Inspires confidence and independent thinking.
Professor Siobhan Talbott is Professor of Economic and Social History in the School of Humanities and Social Sciences at Keele University, where she serves as Head of School and Director of Education for the School of Humanities. She also chairs the Faculty Student Experience and Engagement Group and leads the Strategic Research Group for Outputs in the Faculty of Business, Law, Humanities and Social Sciences. Talbott earned her PhD from the University of St Andrews in 2010, having begun her undergraduate studies there in 2002 and received funding for a Master's degree. Following postdoctoral research fellowships at the Institute of Historical Research, University of London, and the University of Manchester, she joined Keele as a Lecturer in 2014. She advanced to Senior Lecturer in 2018, Reader in 2022, and Professor in 2024.
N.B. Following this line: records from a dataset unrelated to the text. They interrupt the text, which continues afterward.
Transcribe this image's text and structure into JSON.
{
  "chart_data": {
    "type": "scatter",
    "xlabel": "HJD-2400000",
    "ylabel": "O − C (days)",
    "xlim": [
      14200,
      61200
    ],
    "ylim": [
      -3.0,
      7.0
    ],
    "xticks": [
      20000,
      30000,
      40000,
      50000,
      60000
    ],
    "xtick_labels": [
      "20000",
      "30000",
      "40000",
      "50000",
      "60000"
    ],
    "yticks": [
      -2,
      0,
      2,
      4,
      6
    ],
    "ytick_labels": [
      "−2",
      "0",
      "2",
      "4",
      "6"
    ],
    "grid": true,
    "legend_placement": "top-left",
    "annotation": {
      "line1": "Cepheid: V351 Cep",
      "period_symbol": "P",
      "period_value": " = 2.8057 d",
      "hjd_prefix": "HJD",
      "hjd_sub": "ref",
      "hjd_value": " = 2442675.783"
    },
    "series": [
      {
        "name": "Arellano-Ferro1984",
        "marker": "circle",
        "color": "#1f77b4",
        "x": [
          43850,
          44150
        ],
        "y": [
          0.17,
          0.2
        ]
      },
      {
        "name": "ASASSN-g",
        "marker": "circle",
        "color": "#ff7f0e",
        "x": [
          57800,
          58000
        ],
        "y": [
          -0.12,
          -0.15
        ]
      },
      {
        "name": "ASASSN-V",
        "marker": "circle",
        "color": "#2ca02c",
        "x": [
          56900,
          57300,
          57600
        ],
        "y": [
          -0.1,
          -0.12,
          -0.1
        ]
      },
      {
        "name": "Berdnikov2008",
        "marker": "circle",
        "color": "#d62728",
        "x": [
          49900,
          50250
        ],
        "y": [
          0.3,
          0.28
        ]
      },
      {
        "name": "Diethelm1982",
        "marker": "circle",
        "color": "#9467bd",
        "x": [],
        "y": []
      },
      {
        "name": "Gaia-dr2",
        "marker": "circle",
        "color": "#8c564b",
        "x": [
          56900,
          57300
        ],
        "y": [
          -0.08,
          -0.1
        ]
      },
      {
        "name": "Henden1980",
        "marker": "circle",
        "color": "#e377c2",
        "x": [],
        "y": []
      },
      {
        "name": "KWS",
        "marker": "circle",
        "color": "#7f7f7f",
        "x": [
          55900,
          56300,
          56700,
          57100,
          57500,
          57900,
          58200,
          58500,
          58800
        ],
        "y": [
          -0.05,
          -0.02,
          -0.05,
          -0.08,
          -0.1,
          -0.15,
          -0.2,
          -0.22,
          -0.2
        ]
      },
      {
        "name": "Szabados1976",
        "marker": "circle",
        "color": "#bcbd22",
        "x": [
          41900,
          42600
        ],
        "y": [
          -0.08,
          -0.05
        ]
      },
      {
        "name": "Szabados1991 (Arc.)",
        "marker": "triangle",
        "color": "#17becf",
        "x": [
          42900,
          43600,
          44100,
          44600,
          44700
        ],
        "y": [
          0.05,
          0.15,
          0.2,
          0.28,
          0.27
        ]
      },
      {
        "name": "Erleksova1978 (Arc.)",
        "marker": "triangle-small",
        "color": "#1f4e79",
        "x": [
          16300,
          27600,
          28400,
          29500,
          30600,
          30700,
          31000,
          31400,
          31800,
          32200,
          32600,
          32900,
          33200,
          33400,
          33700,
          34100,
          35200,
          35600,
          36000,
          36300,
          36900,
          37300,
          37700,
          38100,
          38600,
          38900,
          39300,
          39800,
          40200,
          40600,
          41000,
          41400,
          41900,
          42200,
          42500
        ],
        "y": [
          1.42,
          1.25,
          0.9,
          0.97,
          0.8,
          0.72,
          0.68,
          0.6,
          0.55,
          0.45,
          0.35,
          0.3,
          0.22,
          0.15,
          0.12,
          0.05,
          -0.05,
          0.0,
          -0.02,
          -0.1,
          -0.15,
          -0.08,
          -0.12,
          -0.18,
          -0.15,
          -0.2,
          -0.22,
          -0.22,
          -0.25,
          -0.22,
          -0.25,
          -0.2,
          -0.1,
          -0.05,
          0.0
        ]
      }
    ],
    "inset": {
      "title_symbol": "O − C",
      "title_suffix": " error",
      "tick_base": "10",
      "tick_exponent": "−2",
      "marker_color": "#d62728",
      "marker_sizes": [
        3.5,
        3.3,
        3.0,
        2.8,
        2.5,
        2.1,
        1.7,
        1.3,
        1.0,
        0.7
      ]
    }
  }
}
An economic and social historian specializing in business history, Talbott's research examines how commercial information was created, disseminated, and received in the early modern Atlantic world, addressing information exchange, knowledge consumption, and business education acquisition. She has a particular interest in publishing critical editions of manuscript material. Her first monograph, Conflict, Commerce and Franco-Scottish Relations, 1560-1713, published in 2014, won the 2016 Senior Hume Brown Prize for the best first book in Scottish history and was highly commended in the Frank Watson prize competition. Earlier work on the Franco-Scottish Auld Alliance and British trade with France earned the IHR’s Pollard Prize, the Economic and Social History Society of Scotland's essay prize, the Northern Studies essay prize, and the Scottish History Society's Rosebery Prize. Talbott held an AHRC Leadership Fellowship from 2018 to 2022 and a British Academy Mid-Career Fellowship from 2022 to 2023, supporting her project on information and education in early modern business. Her forthcoming monograph, Knowledge, Information, and Business Education in the British Atlantic World, 1620-1760, is under contract with Oxford University Press. She co-edited Business News in the Early Modern Atlantic World with Sophie Jones (Brill, 2024), edited The Letter-book of Thomas Baret, 1672-1677 (Norfolk Record Society, 2021), and has two further editions under contract. Talbott is co-editor of the Royal Historical Society's Camden Series, a Senior Fellow of the Higher Education Academy, a member of the AHRC Peer Review College, and Pathway Lead for Economic and Social History for the ESRC NWSSDTP. She supervises PhD students and teaches on early modern Britain, Europe, and the Atlantic World.